The details are too complex to go into in a blog like this but you can see that Resmetirom affects several of the key liver processes because it increases the effectiveness of the thyroid hormone which is what agonist means. Something that depresses function is an antagonist. That big black figure is a mitochondria which is really very very tiny and several of them live inside liver cells but they are the power plants for the cell and therefore you. The illustration just emphasized how important to life they are. A lot of fatigue can be traced back to poor mitochondria functioning.
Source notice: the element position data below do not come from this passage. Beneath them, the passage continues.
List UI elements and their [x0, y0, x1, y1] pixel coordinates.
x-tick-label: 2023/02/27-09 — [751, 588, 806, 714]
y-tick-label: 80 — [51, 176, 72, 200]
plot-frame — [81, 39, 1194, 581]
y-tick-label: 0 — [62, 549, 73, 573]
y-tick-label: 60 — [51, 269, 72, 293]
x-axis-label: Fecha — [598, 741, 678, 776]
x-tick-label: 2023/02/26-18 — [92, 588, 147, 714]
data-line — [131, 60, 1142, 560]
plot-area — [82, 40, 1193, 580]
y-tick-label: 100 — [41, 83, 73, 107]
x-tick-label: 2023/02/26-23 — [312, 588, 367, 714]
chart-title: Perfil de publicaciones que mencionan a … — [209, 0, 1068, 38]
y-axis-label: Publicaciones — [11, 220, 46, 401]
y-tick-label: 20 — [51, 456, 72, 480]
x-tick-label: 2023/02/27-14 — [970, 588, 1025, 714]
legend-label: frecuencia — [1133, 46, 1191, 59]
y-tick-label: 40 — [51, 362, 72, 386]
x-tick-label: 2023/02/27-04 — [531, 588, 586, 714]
You might think of Resmetirom like a tuneup. By improving the thyroid hormone processes liver functions like fatty acid chemistry, cholesterol processing, and mitochondrial functions all improve and the liver is able to operate more efficiently. There are other effects too but you get the idea. We really like the multiple functionality of the drug and conceptually the approach has fewer safety risks than some more aggressive strategies.
You might be interested in what the research landscape looks like. Remember Madrigal is one of the leaders with a phase 3 trial underway and they are closing in on the bullseye.
Click on the image for a larger view, but if you look closely at the center ring you can see where Madrigal sits relative to all of the other companies trying to develop a liver therapy.
You might also note that they are one of only two firms working on the thyroid hormone strategy. As you think about what is to come, we know that Resmetirom alone will not be the complete answer but with the safety record they have shown so far I think it likely that when we finally get to combination treatments that really help us they will be part of that cocktail. In the meantime, if they are successful they may be an effective treatment for some subset of patients that will be identified by the testing. We look forward to the results of their phase 3 trial and hope that it proves that the early testing was correct and this can move forward with FDA.
In the midst of all the noise about liver disease research Madrigal may be the theme around which the other voices can combine to produce the harmony and the point/counterpoint of blending that the artistry of the Madrigal Choral means at its root and give us a transformational whole.